You can make small-scale home improvements in your everyday life that will increase the longevity of your home and appliances. To help you get started, here are five bad house habits to break:
It’s tempting to stuff one big load into the washer or dryer instead of breaking it into two loads. You’re saving money that way, right? Wrong. Overloading the washing machine and dryer makes the appliances work harder, and leaves dirt and soap residue because water can’t move freely through the clothes. Conventional wisdom says to fill the washing machine, whether front loading or top load, no more than three-quarters full.
Sure, you’re vigilant about cleaning the lint screen inside the dryer, but that’s not enough. Unfortunately, the lint screen doesn’t catch it all and plenty gets stuck in the lint trap housing, dryer duct, dryer vent and even the dryer itself.
Basically, lint is everywhere and needs to be removed — it’s a fire hazard. Dryer vent cleaning can be a DIY job, but you’ll sleep better knowing it was cleaned professionally. Dryer vent cleaning typically costs around $100.
The name “garbage disposal” makes people think the little machine under the sink can handle all manner of food scraps. It can’t. Fibrous foods, such as celery, potato peels and asparagus, are a garbage disposal’s nightmare. Other items that wreak havoc and may cause a garbage disposal repair include eggshells, grease, pasta, rice and beans.
A self-cleaning oven is a dandy appliance, but don’t be fooled by the convenience and use it solely to clean your oven. Temperatures rise as high as 800 to 1,000 degrees Fahrenheit during cleaning and electrical components on a self-cleaning oven often fail afterward. Use the self-clean option sparingly, and make sure to follow manufacturer’s guidelines.

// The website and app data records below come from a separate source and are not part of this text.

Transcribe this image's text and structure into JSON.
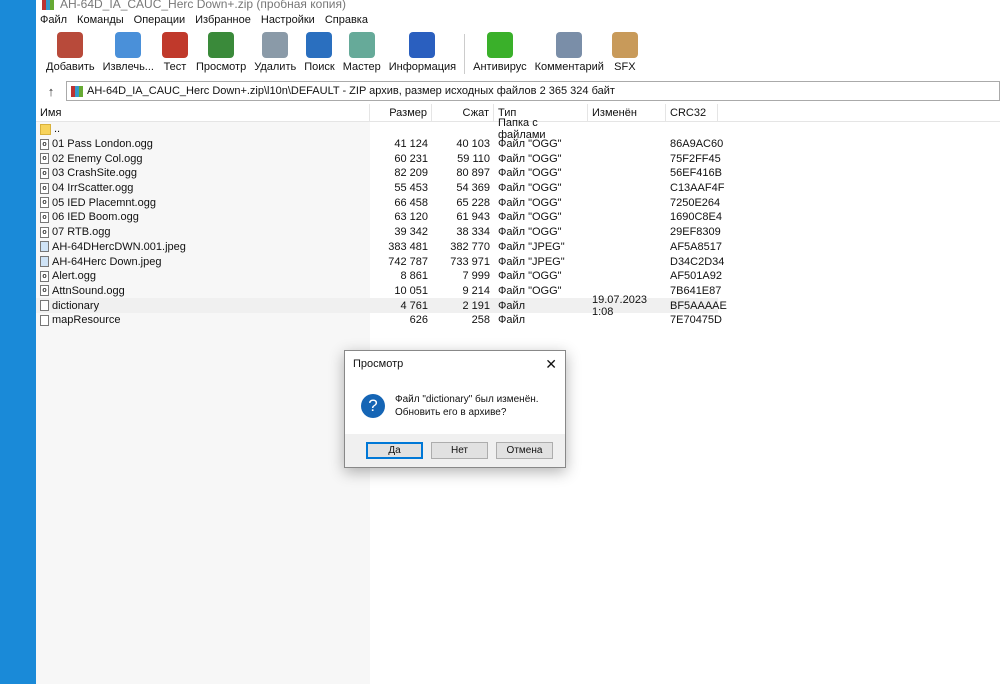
{
  "window": {
    "title": "AH-64D_IA_CAUC_Herc Down+.zip (пробная копия)"
  },
  "menu": [
    "Файл",
    "Команды",
    "Операции",
    "Избранное",
    "Настройки",
    "Справка"
  ],
  "toolbar": [
    {
      "label": "Добавить",
      "icon": "add-archive-icon",
      "color": "#b84a3a"
    },
    {
      "label": "Извлечь...",
      "icon": "extract-folder-icon",
      "color": "#4a90d9"
    },
    {
      "label": "Тест",
      "icon": "test-clipboard-icon",
      "color": "#c0392b"
    },
    {
      "label": "Просмотр",
      "icon": "view-book-icon",
      "color": "#3a8a3a"
    },
    {
      "label": "Удалить",
      "icon": "trash-icon",
      "color": "#8a9aa8"
    },
    {
      "label": "Поиск",
      "icon": "search-magnifier-icon",
      "color": "#2a6fbf"
    },
    {
      "label": "Мастер",
      "icon": "wizard-wand-icon",
      "color": "#6a9"
    },
    {
      "label": "Информация",
      "icon": "info-icon",
      "color": "#2a5fbf"
    },
    {
      "label": "Антивирус",
      "icon": "antivirus-bug-icon",
      "color": "#3ab02a"
    },
    {
      "label": "Комментарий",
      "icon": "comment-icon",
      "color": "#7a8ea8"
    },
    {
      "label": "SFX",
      "icon": "sfx-box-icon",
      "color": "#c89a5a"
    }
  ],
  "address": {
    "path": "AH-64D_IA_CAUC_Herc Down+.zip\\l10n\\DEFAULT - ZIP архив, размер исходных файлов 2 365 324 байт"
  },
  "columns": [
    "Имя",
    "Размер",
    "Сжат",
    "Тип",
    "Изменён",
    "CRC32"
  ],
  "files": [
    {
      "name": "..",
      "size": "",
      "packed": "",
      "type": "Папка с файлами",
      "modified": "",
      "crc": "",
      "icon": "folder"
    },
    {
      "name": "01 Pass London.ogg",
      "size": "41 124",
      "packed": "40 103",
      "type": "Файл \"OGG\"",
      "modified": "",
      "crc": "86A9AC60",
      "icon": "ogg"
    },
    {
      "name": "02 Enemy Col.ogg",
      "size": "60 231",
      "packed": "59 110",
      "type": "Файл \"OGG\"",
      "modified": "",
      "crc": "75F2FF45",
      "icon": "ogg"
    },
    {
      "name": "03 CrashSite.ogg",
      "size": "82 209",
      "packed": "80 897",
      "type": "Файл \"OGG\"",
      "modified": "",
      "crc": "56EF416B",
      "icon": "ogg"
    },
    {
      "name": "04 IrrScatter.ogg",
      "size": "55 453",
      "packed": "54 369",
      "type": "Файл \"OGG\"",
      "modified": "",
      "crc": "C13AAF4F",
      "icon": "ogg"
    },
    {
      "name": "05 IED Placemnt.ogg",
      "size": "66 458",
      "packed": "65 228",
      "type": "Файл \"OGG\"",
      "modified": "",
      "crc": "7250E264",
      "icon": "ogg"
    },
    {
      "name": "06 IED Boom.ogg",
      "size": "63 120",
      "packed": "61 943",
      "type": "Файл \"OGG\"",
      "modified": "",
      "crc": "1690C8E4",
      "icon": "ogg"
    },
    {
      "name": "07 RTB.ogg",
      "size": "39 342",
      "packed": "38 334",
      "type": "Файл \"OGG\"",
      "modified": "",
      "crc": "29EF8309",
      "icon": "ogg"
    },
    {
      "name": "AH-64DHercDWN.001.jpeg",
      "size": "383 481",
      "packed": "382 770",
      "type": "Файл \"JPEG\"",
      "modified": "",
      "crc": "AF5A8517",
      "icon": "jpeg"
    },
    {
      "name": "AH-64Herc Down.jpeg",
      "size": "742 787",
      "packed": "733 971",
      "type": "Файл \"JPEG\"",
      "modified": "",
      "crc": "D34C2D34",
      "icon": "jpeg"
    },
    {
      "name": "Alert.ogg",
      "size": "8 861",
      "packed": "7 999",
      "type": "Файл \"OGG\"",
      "modified": "",
      "crc": "AF501A92",
      "icon": "ogg"
    },
    {
      "name": "AttnSound.ogg",
      "size": "10 051",
      "packed": "9 214",
      "type": "Файл \"OGG\"",
      "modified": "",
      "crc": "7B641E87",
      "icon": "ogg"
    },
    {
      "name": "dictionary",
      "size": "4 761",
      "packed": "2 191",
      "type": "Файл",
      "modified": "19.07.2023 1:08",
      "crc": "BF5AAAAE",
      "icon": "file",
      "selected": true
    },
    {
      "name": "mapResource",
      "size": "626",
      "packed": "258",
      "type": "Файл",
      "modified": "",
      "crc": "7E70475D",
      "icon": "file"
    }
  ],
  "dialog": {
    "title": "Просмотр",
    "line1": "Файл \"dictionary\" был изменён.",
    "line2": "Обновить его в архиве?",
    "yes": "Да",
    "no": "Нет",
    "cancel": "Отмена"
  }
}
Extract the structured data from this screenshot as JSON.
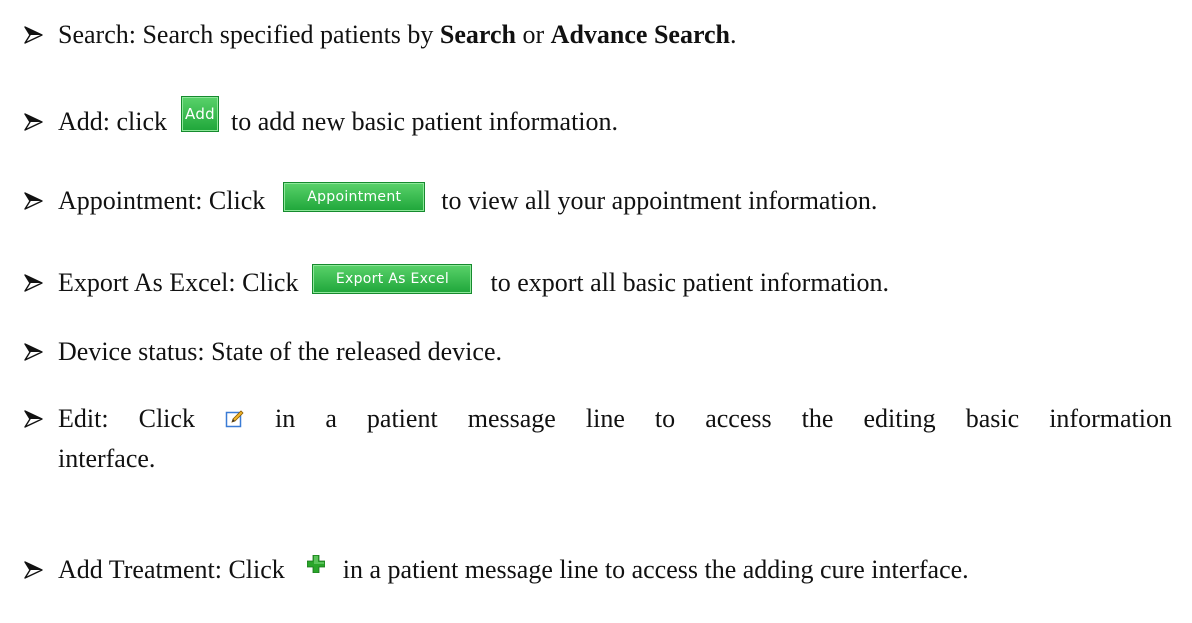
{
  "bullet_icon": "arrow-bullet-icon",
  "items": {
    "search": {
      "prefix": "Search: Search specified patients by ",
      "bold1": "Search",
      "mid": " or ",
      "bold2": "Advance Search",
      "suffix": "."
    },
    "add": {
      "before": "Add: click",
      "button": "Add",
      "after": "to add new basic patient information."
    },
    "appointment": {
      "before": "Appointment: Click",
      "button": "Appointment",
      "after": "to view all your appointment information."
    },
    "export": {
      "before": "Export As Excel: Click",
      "button": "Export As Excel",
      "after": "to export all basic patient information."
    },
    "device": {
      "text": "Device status: State of the released device."
    },
    "edit": {
      "words_line1": [
        "Edit:",
        "Click",
        "ICON",
        "in",
        "a",
        "patient",
        "message",
        "line",
        "to",
        "access",
        "the",
        "editing",
        "basic",
        "information"
      ],
      "line2": "interface.",
      "icon": "edit-pencil-icon"
    },
    "treatment": {
      "before": "Add Treatment: Click",
      "after": "in a patient message line to access the adding cure interface.",
      "icon": "green-plus-icon"
    }
  },
  "colors": {
    "button_green": "#1fa63a",
    "plus_green": "#2aa52a",
    "pencil_blue": "#3a7bd5"
  }
}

Be cautious about the products — even those marketed as safe for wood — used to clean hardwood floors as you could do more harm than good. Some cleaners harm the finish on flooring and leave a film. Avoid using a wet mop or steam cleaners on hardwood floors because too much water causes wood to warp. Cleaners with abrasive particles can scratch wood. Instead, use the manufacturer-recommended cleaner and a micro-fiber mop to clean your wood floor.